US President Donald Trump has established a new energy council to tackle the growing electricity demands, aiming to strengthen the country’s position in its artificial intelligence (AI) competition with China.
“We’re going to be energy dominant like nobody else, and this doesn’t even cover all the electricity we’re going to be producing for all the AI plants,” Trump told reporters as he signed the order.
“They need at least double the electricity we have right now,” he added.
Trump’s Secretary of the Interior, Doug Burgum, who also attended the signing, said, “The US is in an AI arms race with China. The only way we win is with more electricity.”
According to the White House, the council will coordinate energy policy across federal agencies and streamline permitting, production, and distribution of various energy resources.
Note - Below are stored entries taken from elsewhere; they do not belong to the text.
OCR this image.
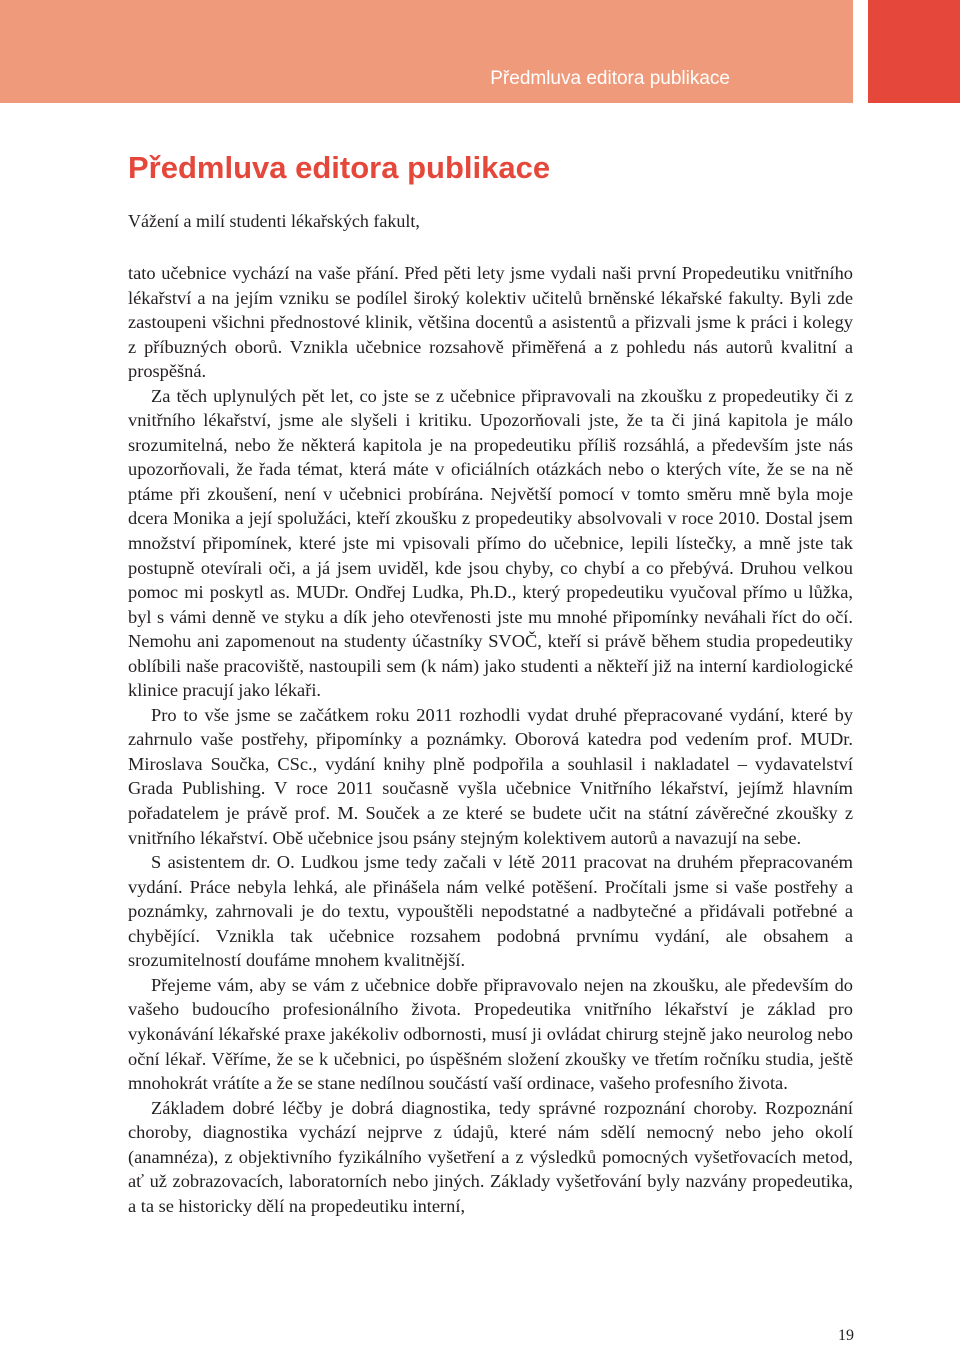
Předmluva editora publikace
Předmluva editora publikace

Vážení a milí studenti lékařských fakult,

tato učebnice vychází na vaše přání. Před pěti lety jsme vydali naši první Propedeutiku vnitřního lékařství a na jejím vzniku se podílel široký kolektiv učitelů brněnské lékařské fakulty. Byli zde zastoupeni všichni přednostové klinik, většina docentů a asistentů a přizvali jsme k práci i kolegy z příbuzných oborů. Vznikla učebnice rozsahově přiměřená a z pohledu nás autorů kvalitní a prospěšná.

Za těch uplynulých pět let, co jste se z učebnice připravovali na zkoušku z propedeutiky či z vnitřního lékařství, jsme ale slyšeli i kritiku. Upozorňovali jste, že ta či jiná kapitola je málo srozumitelná, nebo že některá kapitola je na propedeutiku příliš rozsáhlá, a především jste nás upozorňovali, že řada témat, která máte v oficiálních otázkách nebo o kterých víte, že se na ně ptáme při zkoušení, není v učebnici probírána. Největší pomocí v tomto směru mně byla moje dcera Monika a její spolužáci, kteří zkoušku z propedeutiky absolvovali v roce 2010. Dostal jsem množství připomínek, které jste mi vpisovali přímo do učebnice, lepili lístečky, a mně jste tak postupně otevírali oči, a já jsem uviděl, kde jsou chyby, co chybí a co přebývá. Druhou velkou pomoc mi poskytl as. MUDr. Ondřej Ludka, Ph.D., který propedeutiku vyučoval přímo u lůžka, byl s vámi denně ve styku a dík jeho otevřenosti jste mu mnohé připomínky neváhali říct do očí. Nemohu ani zapomenout na studenty účastníky SVOČ, kteří si právě během studia propedeutiky oblíbili naše pracoviště, nastoupili sem (k nám) jako studenti a někteří již na interní kardiologické klinice pracují jako lékaři.

Pro to vše jsme se začátkem roku 2011 rozhodli vydat druhé přepracované vydání, které by zahrnulo vaše postřehy, připomínky a poznámky. Oborová katedra pod vedením prof. MUDr. Miroslava Součka, CSc., vydání knihy plně podpořila a souhlasil i nakladatel – vydavatelství Grada Publishing. V roce 2011 současně vyšla učebnice Vnitřního lékařství, jejímž hlavním pořadatelem je právě prof. M. Souček a ze které se budete učit na státní závěrečné zkoušky z vnitřního lékařství. Obě učebnice jsou psány stejným kolektivem autorů a navazují na sebe.

S asistentem dr. O. Ludkou jsme tedy začali v létě 2011 pracovat na druhém přepracovaném vydání. Práce nebyla lehká, ale přinášela nám velké potěšení. Pročítali jsme si vaše postřehy a poznámky, zahrnovali je do textu, vypouštěli nepodstatné a nadbytečné a přidávali potřebné a chybějící. Vznikla tak učebnice rozsahem podobná prvnímu vydání, ale obsahem a srozumitelností doufáme mnohem kvalitnější.

Přejeme vám, aby se vám z učebnice dobře připravovalo nejen na zkoušku, ale především do vašeho budoucího profesionálního života. Propedeutika vnitřního lékařství je základ pro vykonávání lékařské praxe jakékoliv odbornosti, musí ji ovládat chirurg stejně jako neurolog nebo oční lékař. Věříme, že se k učebnici, po úspěšném složení zkoušky ve třetím ročníku studia, ještě mnohokrát vrátíte a že se stane nedílnou součástí vaší ordinace, vašeho profesního života.

Základem dobré léčby je dobrá diagnostika, tedy správné rozpoznání choroby. Rozpoznání choroby, diagnostika vychází nejprve z údajů, které nám sdělí nemocný nebo jeho okolí (anamnéza), z objektivního fyzikálního vyšetření a z výsledků pomocných vyšetřovacích metod, ať už zobrazovacích, laboratorních nebo jiných. Základy vyšetřování byly nazvány propedeutika, a ta se historicky dělí na propedeutiku interní,

19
The move aligns with Trump’s campaign promise of “drill, baby, drill,” boosting domestic oil and gas production while disregarding concerns from the Biden administration about carbon emissions or climate change impacts.
The decision also aims to counter potential rising costs from Trump’s trade policies, as tariffs on energy imports or US exports could drive prices higher.
The AI industry’s electricity demands are soaring, with data centers already straining the country’s overburdened power supply.
The US energy sector has suffered from chronic underinvestment, worsened by the shutdown of aging nuclear plants.
Tech CEOs have been lobbying the Trump administration to prioritize energy supply to support AI development.
By 2028, officials estimate that AI training energy demands could reach as much as five gigawatts, enough to power approximately five million homes.